Even as Kelley spoke, the White House was unleashing a new round of attacks on federal employees through a proposed fiscal 2021 budget that would impose nearly $82 billion in cuts to workers’ retirement savings through 2030, shift more costs for health care plans onto employees and retirees, further suppress workers’ wages by denying them a meaningful pay raise next year, and slash overall spending for non-defense programs.
“We’re up against a crowd that doesn’t believe in the public sector. So they’re not going after you personally only,” House Speaker Nancy Pelosi told a room full of union members during Monday’s conference. “They’re going after what you do. They want to privatize everything so they can make money off of it and then they don’t have to honor any commitments to diversity or fairness in the workplace.”
The administration has already stripped employees of their negotiated rights at the Environmental Protection Agency and the Department of Education, and it is attempting to prevent workers across the government from addressing unsafe workplaces, mismanagement, and other issues by evicting union officials from federal worksites under the guise of three executive orders issued by President Trump in May 2018. The Department of Veterans Affairs, for instance, ordered union representatives to vacate their offices as of Feb. 7.
Several hundred AFGE members held a vigil on Tuesday in the atrium of the Hart Senate Office Building, standing silent for 20 minutes to reflect the 20 months since the executive orders were issued.
As the conference was getting underway, attendees learned of the latest attack by this administration on workers’ collective bargaining rights – a Jan. 29 memo from President Trump delegating to the Secretary of Defense the authority to remove any or all DoD employees from the law guaranteeing their right to organize.
Speaking to AFGE conference attendees on Monday, Sen. Susan Collins disputed President Trump’s reasoning that collective bargaining rights conflict with the Pentagon’s need for “maximum flexibility.”
“The work done by AFGE members is important and you have earned the right to be treated with fairness, respect, and gratitude,” Collins said. “Please know that I will work with my colleagues from both sides of the aisle to protect the right of DoD civilian employees to engage in collective bargaining.”

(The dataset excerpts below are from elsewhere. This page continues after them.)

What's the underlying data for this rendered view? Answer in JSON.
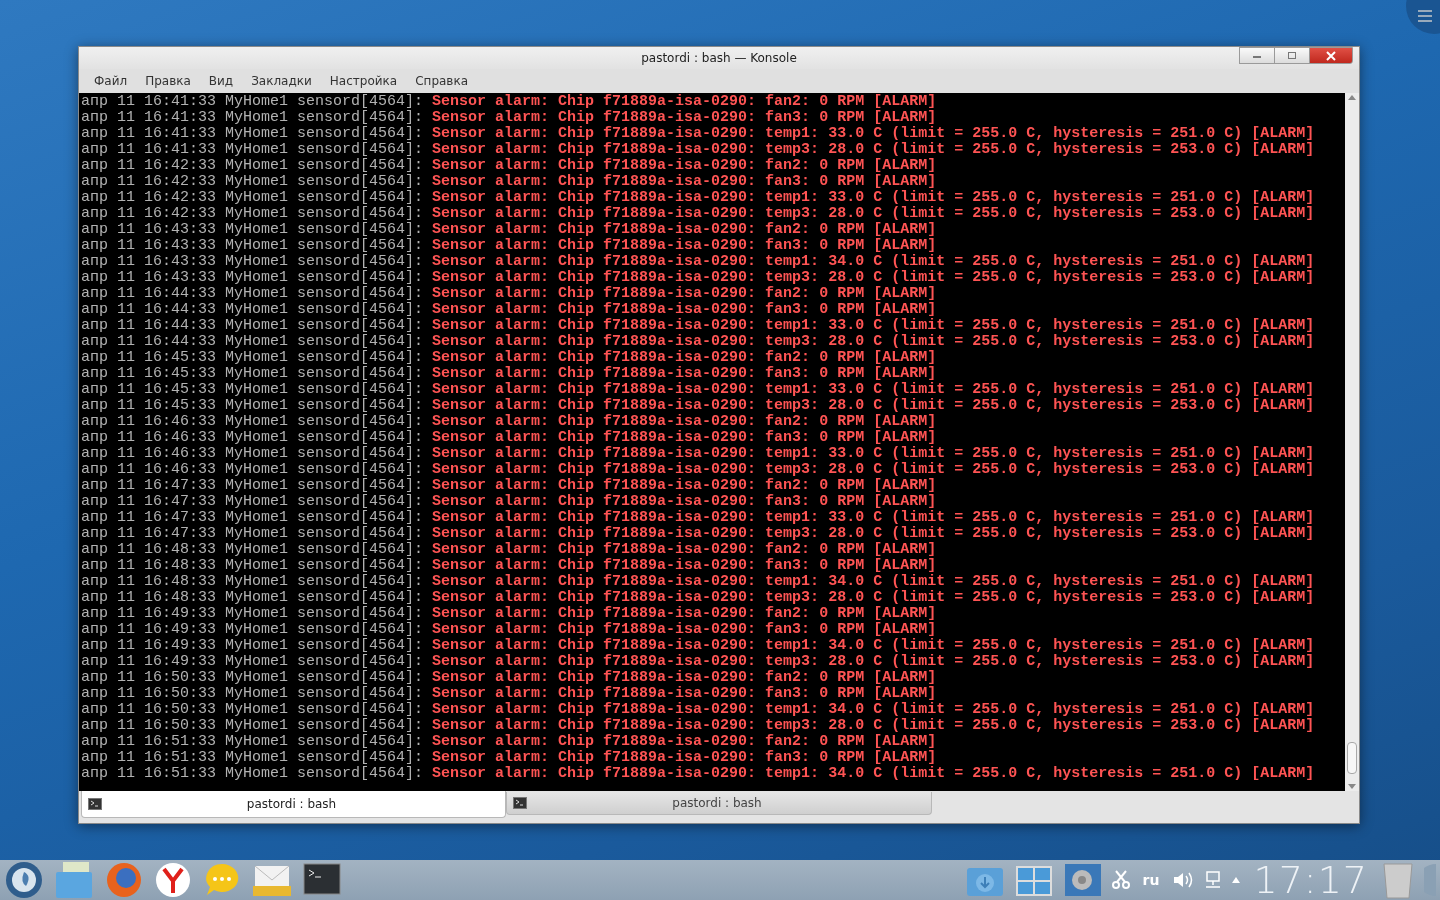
{
  "window": {
    "title": "pastordi : bash — Konsole"
  },
  "menu": [
    "Файл",
    "Правка",
    "Вид",
    "Закладки",
    "Настройка",
    "Справка"
  ],
  "terminal": {
    "lines": [
      {
        "prefix": "апр 11 16:41:33 MyHome1 sensord[4564]:",
        "message": "Sensor alarm: Chip f71889a-isa-0290: fan2: 0 RPM [ALARM]"
      },
      {
        "prefix": "апр 11 16:41:33 MyHome1 sensord[4564]:",
        "message": "Sensor alarm: Chip f71889a-isa-0290: fan3: 0 RPM [ALARM]"
      },
      {
        "prefix": "апр 11 16:41:33 MyHome1 sensord[4564]:",
        "message": "Sensor alarm: Chip f71889a-isa-0290: temp1: 33.0 C (limit = 255.0 C, hysteresis = 251.0 C) [ALARM]"
      },
      {
        "prefix": "апр 11 16:41:33 MyHome1 sensord[4564]:",
        "message": "Sensor alarm: Chip f71889a-isa-0290: temp3: 28.0 C (limit = 255.0 C, hysteresis = 253.0 C) [ALARM]"
      },
      {
        "prefix": "апр 11 16:42:33 MyHome1 sensord[4564]:",
        "message": "Sensor alarm: Chip f71889a-isa-0290: fan2: 0 RPM [ALARM]"
      },
      {
        "prefix": "апр 11 16:42:33 MyHome1 sensord[4564]:",
        "message": "Sensor alarm: Chip f71889a-isa-0290: fan3: 0 RPM [ALARM]"
      },
      {
        "prefix": "апр 11 16:42:33 MyHome1 sensord[4564]:",
        "message": "Sensor alarm: Chip f71889a-isa-0290: temp1: 33.0 C (limit = 255.0 C, hysteresis = 251.0 C) [ALARM]"
      },
      {
        "prefix": "апр 11 16:42:33 MyHome1 sensord[4564]:",
        "message": "Sensor alarm: Chip f71889a-isa-0290: temp3: 28.0 C (limit = 255.0 C, hysteresis = 253.0 C) [ALARM]"
      },
      {
        "prefix": "апр 11 16:43:33 MyHome1 sensord[4564]:",
        "message": "Sensor alarm: Chip f71889a-isa-0290: fan2: 0 RPM [ALARM]"
      },
      {
        "prefix": "апр 11 16:43:33 MyHome1 sensord[4564]:",
        "message": "Sensor alarm: Chip f71889a-isa-0290: fan3: 0 RPM [ALARM]"
      },
      {
        "prefix": "апр 11 16:43:33 MyHome1 sensord[4564]:",
        "message": "Sensor alarm: Chip f71889a-isa-0290: temp1: 34.0 C (limit = 255.0 C, hysteresis = 251.0 C) [ALARM]"
      },
      {
        "prefix": "апр 11 16:43:33 MyHome1 sensord[4564]:",
        "message": "Sensor alarm: Chip f71889a-isa-0290: temp3: 28.0 C (limit = 255.0 C, hysteresis = 253.0 C) [ALARM]"
      },
      {
        "prefix": "апр 11 16:44:33 MyHome1 sensord[4564]:",
        "message": "Sensor alarm: Chip f71889a-isa-0290: fan2: 0 RPM [ALARM]"
      },
      {
        "prefix": "апр 11 16:44:33 MyHome1 sensord[4564]:",
        "message": "Sensor alarm: Chip f71889a-isa-0290: fan3: 0 RPM [ALARM]"
      },
      {
        "prefix": "апр 11 16:44:33 MyHome1 sensord[4564]:",
        "message": "Sensor alarm: Chip f71889a-isa-0290: temp1: 33.0 C (limit = 255.0 C, hysteresis = 251.0 C) [ALARM]"
      },
      {
        "prefix": "апр 11 16:44:33 MyHome1 sensord[4564]:",
        "message": "Sensor alarm: Chip f71889a-isa-0290: temp3: 28.0 C (limit = 255.0 C, hysteresis = 253.0 C) [ALARM]"
      },
      {
        "prefix": "апр 11 16:45:33 MyHome1 sensord[4564]:",
        "message": "Sensor alarm: Chip f71889a-isa-0290: fan2: 0 RPM [ALARM]"
      },
      {
        "prefix": "апр 11 16:45:33 MyHome1 sensord[4564]:",
        "message": "Sensor alarm: Chip f71889a-isa-0290: fan3: 0 RPM [ALARM]"
      },
      {
        "prefix": "апр 11 16:45:33 MyHome1 sensord[4564]:",
        "message": "Sensor alarm: Chip f71889a-isa-0290: temp1: 33.0 C (limit = 255.0 C, hysteresis = 251.0 C) [ALARM]"
      },
      {
        "prefix": "апр 11 16:45:33 MyHome1 sensord[4564]:",
        "message": "Sensor alarm: Chip f71889a-isa-0290: temp3: 28.0 C (limit = 255.0 C, hysteresis = 253.0 C) [ALARM]"
      },
      {
        "prefix": "апр 11 16:46:33 MyHome1 sensord[4564]:",
        "message": "Sensor alarm: Chip f71889a-isa-0290: fan2: 0 RPM [ALARM]"
      },
      {
        "prefix": "апр 11 16:46:33 MyHome1 sensord[4564]:",
        "message": "Sensor alarm: Chip f71889a-isa-0290: fan3: 0 RPM [ALARM]"
      },
      {
        "prefix": "апр 11 16:46:33 MyHome1 sensord[4564]:",
        "message": "Sensor alarm: Chip f71889a-isa-0290: temp1: 33.0 C (limit = 255.0 C, hysteresis = 251.0 C) [ALARM]"
      },
      {
        "prefix": "апр 11 16:46:33 MyHome1 sensord[4564]:",
        "message": "Sensor alarm: Chip f71889a-isa-0290: temp3: 28.0 C (limit = 255.0 C, hysteresis = 253.0 C) [ALARM]"
      },
      {
        "prefix": "апр 11 16:47:33 MyHome1 sensord[4564]:",
        "message": "Sensor alarm: Chip f71889a-isa-0290: fan2: 0 RPM [ALARM]"
      },
      {
        "prefix": "апр 11 16:47:33 MyHome1 sensord[4564]:",
        "message": "Sensor alarm: Chip f71889a-isa-0290: fan3: 0 RPM [ALARM]"
      },
      {
        "prefix": "апр 11 16:47:33 MyHome1 sensord[4564]:",
        "message": "Sensor alarm: Chip f71889a-isa-0290: temp1: 33.0 C (limit = 255.0 C, hysteresis = 251.0 C) [ALARM]"
      },
      {
        "prefix": "апр 11 16:47:33 MyHome1 sensord[4564]:",
        "message": "Sensor alarm: Chip f71889a-isa-0290: temp3: 28.0 C (limit = 255.0 C, hysteresis = 253.0 C) [ALARM]"
      },
      {
        "prefix": "апр 11 16:48:33 MyHome1 sensord[4564]:",
        "message": "Sensor alarm: Chip f71889a-isa-0290: fan2: 0 RPM [ALARM]"
      },
      {
        "prefix": "апр 11 16:48:33 MyHome1 sensord[4564]:",
        "message": "Sensor alarm: Chip f71889a-isa-0290: fan3: 0 RPM [ALARM]"
      },
      {
        "prefix": "апр 11 16:48:33 MyHome1 sensord[4564]:",
        "message": "Sensor alarm: Chip f71889a-isa-0290: temp1: 34.0 C (limit = 255.0 C, hysteresis = 251.0 C) [ALARM]"
      },
      {
        "prefix": "апр 11 16:48:33 MyHome1 sensord[4564]:",
        "message": "Sensor alarm: Chip f71889a-isa-0290: temp3: 28.0 C (limit = 255.0 C, hysteresis = 253.0 C) [ALARM]"
      },
      {
        "prefix": "апр 11 16:49:33 MyHome1 sensord[4564]:",
        "message": "Sensor alarm: Chip f71889a-isa-0290: fan2: 0 RPM [ALARM]"
      },
      {
        "prefix": "апр 11 16:49:33 MyHome1 sensord[4564]:",
        "message": "Sensor alarm: Chip f71889a-isa-0290: fan3: 0 RPM [ALARM]"
      },
      {
        "prefix": "апр 11 16:49:33 MyHome1 sensord[4564]:",
        "message": "Sensor alarm: Chip f71889a-isa-0290: temp1: 34.0 C (limit = 255.0 C, hysteresis = 251.0 C) [ALARM]"
      },
      {
        "prefix": "апр 11 16:49:33 MyHome1 sensord[4564]:",
        "message": "Sensor alarm: Chip f71889a-isa-0290: temp3: 28.0 C (limit = 255.0 C, hysteresis = 253.0 C) [ALARM]"
      },
      {
        "prefix": "апр 11 16:50:33 MyHome1 sensord[4564]:",
        "message": "Sensor alarm: Chip f71889a-isa-0290: fan2: 0 RPM [ALARM]"
      },
      {
        "prefix": "апр 11 16:50:33 MyHome1 sensord[4564]:",
        "message": "Sensor alarm: Chip f71889a-isa-0290: fan3: 0 RPM [ALARM]"
      },
      {
        "prefix": "апр 11 16:50:33 MyHome1 sensord[4564]:",
        "message": "Sensor alarm: Chip f71889a-isa-0290: temp1: 34.0 C (limit = 255.0 C, hysteresis = 251.0 C) [ALARM]"
      },
      {
        "prefix": "апр 11 16:50:33 MyHome1 sensord[4564]:",
        "message": "Sensor alarm: Chip f71889a-isa-0290: temp3: 28.0 C (limit = 255.0 C, hysteresis = 253.0 C) [ALARM]"
      },
      {
        "prefix": "апр 11 16:51:33 MyHome1 sensord[4564]:",
        "message": "Sensor alarm: Chip f71889a-isa-0290: fan2: 0 RPM [ALARM]"
      },
      {
        "prefix": "апр 11 16:51:33 MyHome1 sensord[4564]:",
        "message": "Sensor alarm: Chip f71889a-isa-0290: fan3: 0 RPM [ALARM]"
      },
      {
        "prefix": "апр 11 16:51:33 MyHome1 sensord[4564]:",
        "message": "Sensor alarm: Chip f71889a-isa-0290: temp1: 34.0 C (limit = 255.0 C, hysteresis = 251.0 C) [ALARM]"
      }
    ]
  },
  "tabs": [
    {
      "label": "pastordi : bash",
      "selected": true
    },
    {
      "label": "pastordi : bash",
      "selected": false
    }
  ],
  "tray": {
    "keyboard_layout": "ru",
    "clock": "17:17"
  }
}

Workers from the Environmental Protection Agency, who are in the midst of renewed contract negotiations with the administration’s political appointees, called for an EPA Workers’ Bill of Rights, raising signs during the conference that read, “Proud EPA Worker” and “#ProtectEPA” as they protested the administration’s hostile treatment of federal workers. Last month, EPA workers launched a campaign for a EPA Workers’ Bill of Rights to protect the EPA from ongoing attacks on its workers and its mission: to protect human health and the environment.
“EPA employees have dedicated their careers to the vital mission of protecting human health and the environment. But right now, we’re facing down an administration that is hell-bent on attacking civil servants and the work that they do,” said AFGE Council 238 President Gary Morton, speaking on behalf of 7,500 EPA workers nationwide. “We need a strong EPA now more than ever, and that means standing up for workers’ rights and scientific integrity. That’s why we’re calling for an EPA Workers’ Bill of Rights. It’s time to end the attacks on our rights as employees – and on science itself. We’ll keep raising our voices until we win.”